For instance, the x- ray machines cost sh1b, Otim says. “Some CT scans and MRI scans cost as much as sh5b. There are also operational costs, but we are getting there steadily.” “One of the problems we face in Uganda is that we cannot accurately diagnose. We are moving towards improving this gap, but acquiring better medical equipment will provide holistic diagnosis.” “A healthy population is a productive population that contributes to economic development of the country. When the health ministry of health injects a lot of money in people, it means that we are investing in them because when one falls sick, they cannot work,” he says.
But amid all efforts to develop the health infrastructure further, Otim underscored the need to improve pimary health care.

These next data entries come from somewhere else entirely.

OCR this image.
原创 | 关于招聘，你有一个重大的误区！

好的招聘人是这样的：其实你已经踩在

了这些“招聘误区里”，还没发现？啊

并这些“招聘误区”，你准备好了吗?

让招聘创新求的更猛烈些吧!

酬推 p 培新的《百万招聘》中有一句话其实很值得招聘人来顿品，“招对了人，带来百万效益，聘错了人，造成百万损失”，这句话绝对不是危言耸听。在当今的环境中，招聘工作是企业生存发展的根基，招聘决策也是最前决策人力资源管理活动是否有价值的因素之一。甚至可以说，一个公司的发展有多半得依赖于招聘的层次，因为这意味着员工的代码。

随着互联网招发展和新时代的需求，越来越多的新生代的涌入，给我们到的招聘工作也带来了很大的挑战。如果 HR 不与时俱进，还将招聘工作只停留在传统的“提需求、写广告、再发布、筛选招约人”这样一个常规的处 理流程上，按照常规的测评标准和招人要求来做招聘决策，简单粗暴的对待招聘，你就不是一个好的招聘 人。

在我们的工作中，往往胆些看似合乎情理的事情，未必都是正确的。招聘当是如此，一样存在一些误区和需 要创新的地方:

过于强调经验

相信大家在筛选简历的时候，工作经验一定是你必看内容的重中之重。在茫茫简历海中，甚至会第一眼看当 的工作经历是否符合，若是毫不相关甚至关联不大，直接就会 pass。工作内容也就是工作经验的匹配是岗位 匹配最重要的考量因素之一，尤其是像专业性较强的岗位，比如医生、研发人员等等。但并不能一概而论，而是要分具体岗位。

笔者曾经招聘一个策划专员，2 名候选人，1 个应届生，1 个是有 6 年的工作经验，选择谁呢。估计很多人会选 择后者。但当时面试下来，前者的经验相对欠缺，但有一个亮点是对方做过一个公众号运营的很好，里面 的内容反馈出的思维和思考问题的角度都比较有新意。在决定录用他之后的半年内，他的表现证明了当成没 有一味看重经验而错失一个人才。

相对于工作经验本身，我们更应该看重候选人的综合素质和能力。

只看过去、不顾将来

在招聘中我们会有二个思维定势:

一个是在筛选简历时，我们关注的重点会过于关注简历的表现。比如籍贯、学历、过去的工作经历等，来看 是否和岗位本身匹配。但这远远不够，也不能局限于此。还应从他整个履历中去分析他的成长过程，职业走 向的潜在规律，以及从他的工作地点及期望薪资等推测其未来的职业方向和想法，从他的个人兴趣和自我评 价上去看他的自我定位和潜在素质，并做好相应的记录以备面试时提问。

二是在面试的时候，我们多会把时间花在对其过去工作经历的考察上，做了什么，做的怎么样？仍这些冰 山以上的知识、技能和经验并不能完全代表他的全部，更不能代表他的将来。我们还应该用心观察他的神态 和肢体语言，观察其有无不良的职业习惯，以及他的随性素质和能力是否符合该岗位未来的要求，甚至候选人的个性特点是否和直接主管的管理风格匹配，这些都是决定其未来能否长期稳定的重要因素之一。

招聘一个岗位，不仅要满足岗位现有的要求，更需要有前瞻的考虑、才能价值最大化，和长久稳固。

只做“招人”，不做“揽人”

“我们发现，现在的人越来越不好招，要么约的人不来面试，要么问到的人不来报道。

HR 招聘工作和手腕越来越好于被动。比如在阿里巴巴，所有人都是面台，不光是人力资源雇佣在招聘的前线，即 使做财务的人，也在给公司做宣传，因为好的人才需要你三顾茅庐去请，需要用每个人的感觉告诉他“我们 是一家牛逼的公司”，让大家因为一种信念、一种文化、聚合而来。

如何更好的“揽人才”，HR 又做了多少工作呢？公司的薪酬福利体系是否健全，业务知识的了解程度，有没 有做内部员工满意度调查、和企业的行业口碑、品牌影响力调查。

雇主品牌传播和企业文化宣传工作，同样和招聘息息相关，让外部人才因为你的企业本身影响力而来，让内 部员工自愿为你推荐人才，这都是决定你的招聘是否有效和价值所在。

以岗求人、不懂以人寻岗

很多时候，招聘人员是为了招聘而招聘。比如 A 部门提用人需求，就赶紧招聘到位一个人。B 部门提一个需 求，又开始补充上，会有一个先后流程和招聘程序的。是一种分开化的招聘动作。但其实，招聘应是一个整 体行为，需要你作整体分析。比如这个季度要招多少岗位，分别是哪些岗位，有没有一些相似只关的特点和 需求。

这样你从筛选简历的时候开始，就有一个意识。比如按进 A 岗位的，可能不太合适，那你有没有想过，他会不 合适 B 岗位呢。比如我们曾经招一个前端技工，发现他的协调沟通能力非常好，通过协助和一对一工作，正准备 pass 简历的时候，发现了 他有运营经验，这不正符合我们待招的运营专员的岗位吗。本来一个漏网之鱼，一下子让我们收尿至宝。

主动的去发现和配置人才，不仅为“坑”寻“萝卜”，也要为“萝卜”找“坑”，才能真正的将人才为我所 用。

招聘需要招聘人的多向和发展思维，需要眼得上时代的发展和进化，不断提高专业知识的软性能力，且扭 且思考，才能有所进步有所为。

“About 80% of illnesses can be avoided with proper hygiene in homes and communities,” he says.
However, the budget allocation for primary health care is the smallest. “If it increased to 25 % of the health budget, in a few years, the whole health sector budget will come down because we may not need the money.”
He also says there is a need for people to change attitude and be receptive towards health care provided in public health facilities.

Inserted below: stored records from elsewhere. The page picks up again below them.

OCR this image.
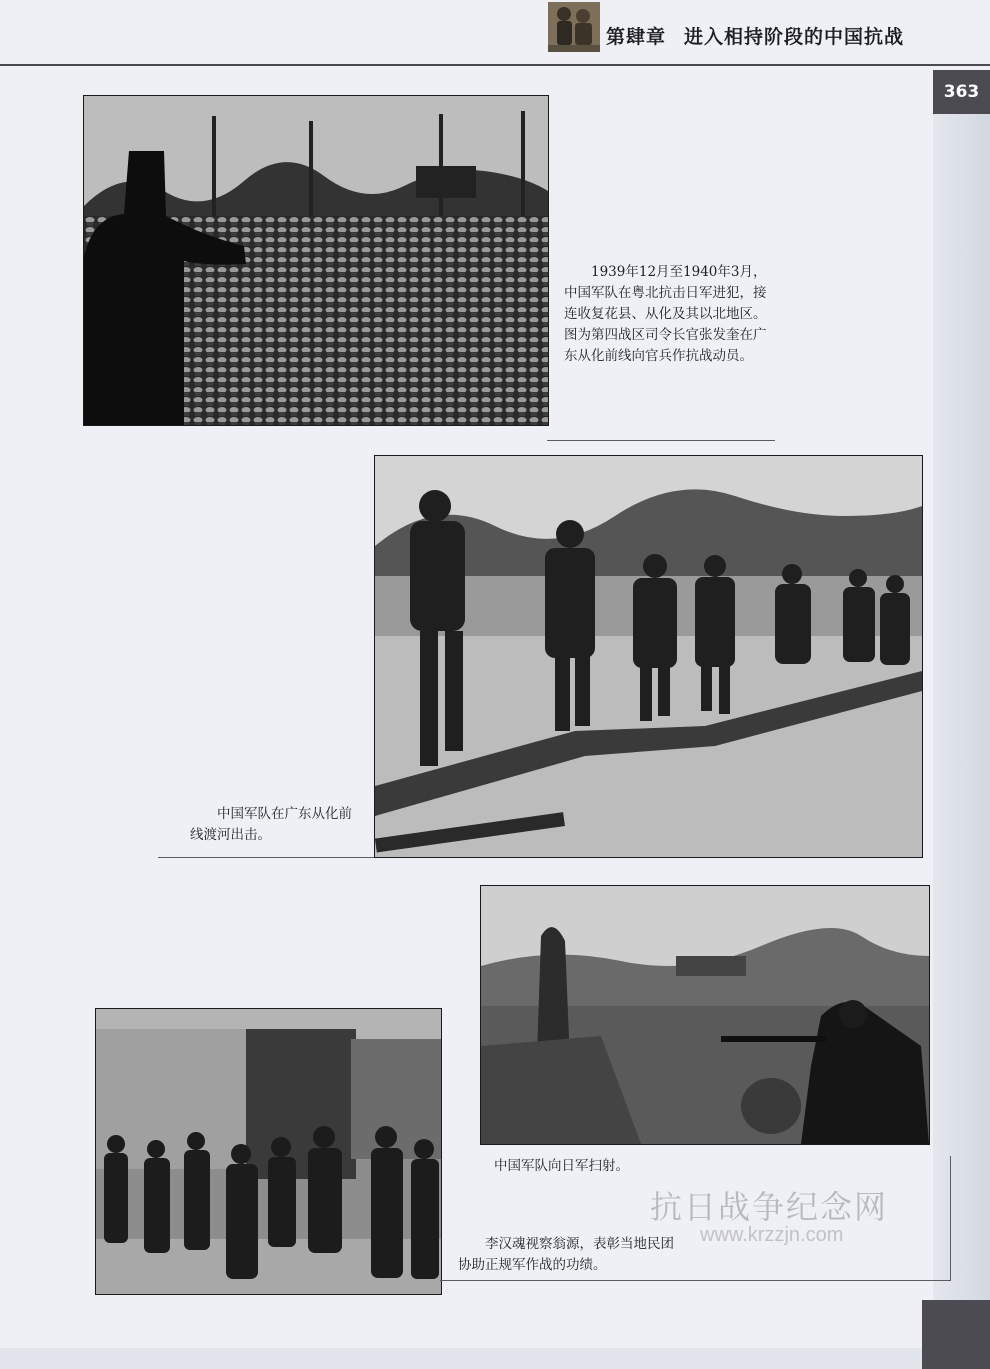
第肆章 进入相持阶段的中国抗战
363
1939年12月至1940年3月，中国军队在粤北抗击日军进犯，接连收复花县、从化及其以北地区。图为第四战区司令长官张发奎在广东从化前线向官兵作抗战动员。
中国军队在广东从化前线渡河出击。
中国军队向日军扫射。
李汉魂视察翁源，表彰当地民团协助正规军作战的功绩。
抗日战争纪念网
www.krzzjn.com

“Some People go out of the country for medical treatment. Now, with COVID-19 all stakeholders have come to terms that the place we should invest in first is health because you may not get an opportunity to be flown out.” “Some of these treatments can be done locally by our qualified specialists. Sometimes, it is only infrastructure and tools lacking,” Otim says.
He adds that with the infrastructure and tools, some of the complicated procedures can be done in Uganda because we have the specialists.
The president of the Uganda Medical Association, Dr Richard Idro, says in 2016/17 about sh125b is what went out of the country from people seeking medical treatment in India.
“That money would have put up another women hospital. We have created another eight cities that money within eight years would have built a hospital like that in each of the major cities,” he says. “This means that not everybody has to travel to Mulago. This is because there is qualified personnel,” he says.
Idro says Uganda each year is producing 150 specialists. “We have 16 regional hospitals, which means that each regional referral hospital can get 10 specialists every year,” he adds. “If we are to distribute them to the new cities, each city would get 20 from what we are producing already,” Idro says.
“The investment supports the lower health units so that we are able to refer people properly and those people do not have to go far,” he adds.